Addio ad Alex Zanardi
La sua carriera è stata segnata da continue rinascite. Prima protagonista tra Europa e Stati Uniti nel mondo dei motori, con i titoli conquistati nella CART negli anni Novanta, Zanardi aveva già affrontato una prova estrema nel 2001, quando un incidente in pista lo privò delle gambe.
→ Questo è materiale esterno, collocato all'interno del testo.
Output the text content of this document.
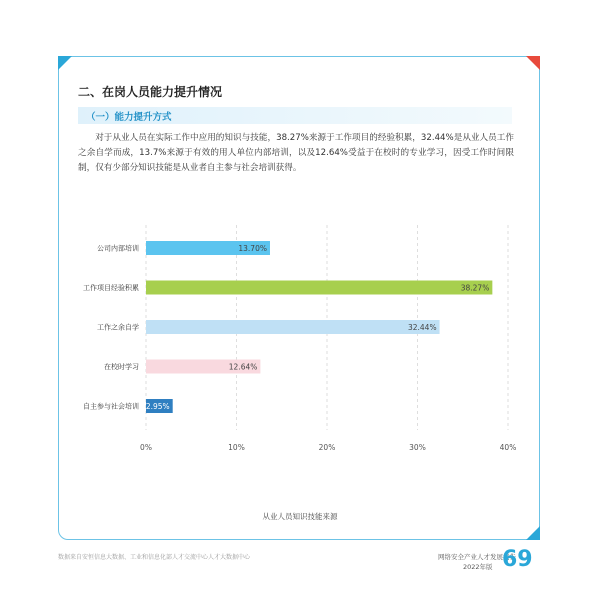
二、在岗人员能力提升情况
（一）能力提升方式

对于从业人员在实际工作中应用的知识与技能，38.27%来源于工作项目的经验积累，32.44%是从业人员工作之余自学而成，13.7%来源于有效的用人单位内部培训，以及12.64%受益于在校时的专业学习，因受工作时间限制，仅有少部分知识技能是从业者自主参与社会培训获得。

公司内部培训	13.70%
工作项目经验积累	38.27%
工作之余自学	32.44%
在校时学习	12.64%
自主参与社会培训 2.95%
0%	10%	20%	30%	40%
从业人员知识技能来源
数据来自安恒信息大数据、工业和信息化部人才交流中心人才大数据中心	网络安全产业人才发展报告
2022年版 69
Da lì, però, nacque una nuova traiettoria: quella nel paraciclismo, dove seppe imporsi ai massimi livelli internazionali, conquistando medaglie paralimpiche e diventando un punto di riferimento ben oltre i risultati sportivi.
Campione di sport e di resilienza
Negli anni successivi all’ultimo incidente, le informazioni sulle sue condizioni sono state rare e filtrate con cautela, ma la sua figura ha continuato a rappresentare un esempio di forza e capacità di reazione. La sua storia, segnata da cadute drammatiche e ripartenze sorprendenti, ha incarnato l’idea di uno sport che non si limita alla competizione, ma diventa testimonianza di vita.
Con la sua scomparsa viene meno un campione, ma resta un’eredità profonda: quella di chi ha saputo affrontare i limiti, trasformandoli in una nuova possibilità, e di chi ha dimostrato che anche dopo le prove più dure si può continuare a guardare avanti.